Dudley, it developed, had a rigid set of specifications that must be met by any suitor for his daughter’s hand. On my first test run I checked in with a score of zero minus.

“That young scandalmonger,” Wolff had roared in his best howitzer manner, “certainly has his nerve! He libels me in print and then thinks it would be nice if he married my daughter! Is he crazy? Or does he think I am? Can’t you see what his game is, Kathryn? He has the social background of a flea and a reporter’s salary. He wants to marry money. But he won’t. Not this trip! I don’t want to hear him mentioned again! Do you understand?”

Kathryn, having inherited her due share of the Wolff temper, very nearly did some blowing up of her own. Nearly, but not quite. She knew from past experience that this was an instance where a more subtle strategy was needed. Open opposition would only intensify his determination. Quickly, before she should burst out and tell him what she thought of such medieval, highhanded behavior, she turned and walked out on him.

He got what he asked for, too. He heard nothing more from her about me for the time being. But Kay was as stubborn as her father. We saw each other just as much as ever, in fact, rather more. And we discussed, though without much success, ways and means of undermining the Wolff dictatorship. What we really needed was a mechanized division or two, complete with antitank guns and flame throwers.

The odds against us, in the meantime, climbed steadily. As a direct result of my all-out reportorial attack on the Wolff Chemical Corporation and its methods, the Senate Munitions Committee had summoned Dudley to Washington and laid down a barrage of embarrassing questions. Our Capitol correspondent reported that he hadn’t had so much fun since the Louis-Schmeling fight. But neither Kay nor I was amused. And the evening of the day on which her father returned from this fracas was definitely not one of the moments we had discussed as being favorable to a reopening of the matter of our engagement. Unluckily, that is just when it came up.

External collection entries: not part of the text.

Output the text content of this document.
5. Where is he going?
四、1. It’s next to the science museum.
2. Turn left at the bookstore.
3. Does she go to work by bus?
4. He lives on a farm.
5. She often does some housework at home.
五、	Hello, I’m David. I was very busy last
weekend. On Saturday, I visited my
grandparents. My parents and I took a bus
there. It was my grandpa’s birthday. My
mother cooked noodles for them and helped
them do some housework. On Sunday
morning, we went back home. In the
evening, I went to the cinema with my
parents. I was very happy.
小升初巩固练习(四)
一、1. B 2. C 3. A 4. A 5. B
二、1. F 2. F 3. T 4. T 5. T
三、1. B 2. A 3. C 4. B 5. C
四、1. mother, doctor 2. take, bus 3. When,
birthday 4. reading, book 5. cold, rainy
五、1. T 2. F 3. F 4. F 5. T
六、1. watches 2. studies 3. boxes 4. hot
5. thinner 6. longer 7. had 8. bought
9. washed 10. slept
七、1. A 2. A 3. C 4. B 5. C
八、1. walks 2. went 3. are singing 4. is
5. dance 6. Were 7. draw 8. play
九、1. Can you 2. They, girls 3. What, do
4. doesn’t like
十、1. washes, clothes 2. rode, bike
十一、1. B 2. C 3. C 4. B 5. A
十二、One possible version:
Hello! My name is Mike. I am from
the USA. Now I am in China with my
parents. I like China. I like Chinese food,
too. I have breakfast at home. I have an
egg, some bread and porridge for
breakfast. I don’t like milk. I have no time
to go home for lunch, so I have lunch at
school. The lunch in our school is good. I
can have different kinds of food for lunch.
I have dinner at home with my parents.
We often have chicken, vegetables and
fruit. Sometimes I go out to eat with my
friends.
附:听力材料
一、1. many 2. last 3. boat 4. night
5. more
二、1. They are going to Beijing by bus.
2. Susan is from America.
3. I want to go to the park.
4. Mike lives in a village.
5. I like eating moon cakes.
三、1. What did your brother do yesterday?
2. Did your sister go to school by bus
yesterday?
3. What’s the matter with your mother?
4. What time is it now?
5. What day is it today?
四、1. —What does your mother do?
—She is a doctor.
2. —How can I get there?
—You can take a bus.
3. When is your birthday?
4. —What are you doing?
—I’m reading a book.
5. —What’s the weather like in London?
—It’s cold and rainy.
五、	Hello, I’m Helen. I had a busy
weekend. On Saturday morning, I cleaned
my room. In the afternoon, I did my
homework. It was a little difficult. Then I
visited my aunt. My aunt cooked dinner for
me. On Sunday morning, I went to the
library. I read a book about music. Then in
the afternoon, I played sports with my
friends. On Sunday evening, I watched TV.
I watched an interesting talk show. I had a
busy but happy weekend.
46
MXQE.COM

I had gone out to the Wolff estate, some twenty-five miles from New York near Mamaroneck, to get Kay. Theater passes, wangled from the drama editor, were in my pocket. The house was built close by the edge of Long Island Sound at the end of a long drive that curved sinuously up from the gatehouse on the Post Road. It pretended to be an English Gothic manor though it was not to the manner born, but had, instead, been built in the 20’s according to one of the standard sets of blueprints that the more conservative architectural firms of the day dusted off whenever a self-made millionaire walked in and said, “I want a house.”

The landscape architect had likewise used a common or garden-variety planting design. He had placed a tight girdle of conical evergreens about the house which, in the course of time, had grown until they now resembled a horde of fat-bellied elves in high, pointed hats who crowded close about and peered in at the lower-floor windows.

The Wolff house did not have the usual swimming pools both upstairs and down. It was the medium size for millionaires with families of three, plus servants; but it was still, at least for my taste, too big to look hospitable. The inky starless sky and the biting February wind that swirled thin, icy flakes of snow around it were no help either. Nor was Phillips, the butler.

When he opened the door and found me on the stoop, an undercurrent of doubt disturbed the smooth, pink surface of his professional poker face. He hesitated perceptibly before he said, “I’ll tell Miss Kathryn that you are here.”

I didn’t blame him much. He was in a spot too. Dudley Wolff had obviously ordered him to put out the smallpox sign when I showed, while Kathryn had insisted that he let me in.

Then she came down the stairs. I forgot Phillips, Dudley Wolff, the weather, and the expensively interior-decorated gloom that filled the house. The shining welcome in her eyes and the quick, glad way she came to greet me made me forget a lot of things, including, as we turned to go, my hat. It wasn’t February any more; it was spring. And when, just outside the door, away from Phillips’s eagle eye, she put her face up to be kissed, it was June.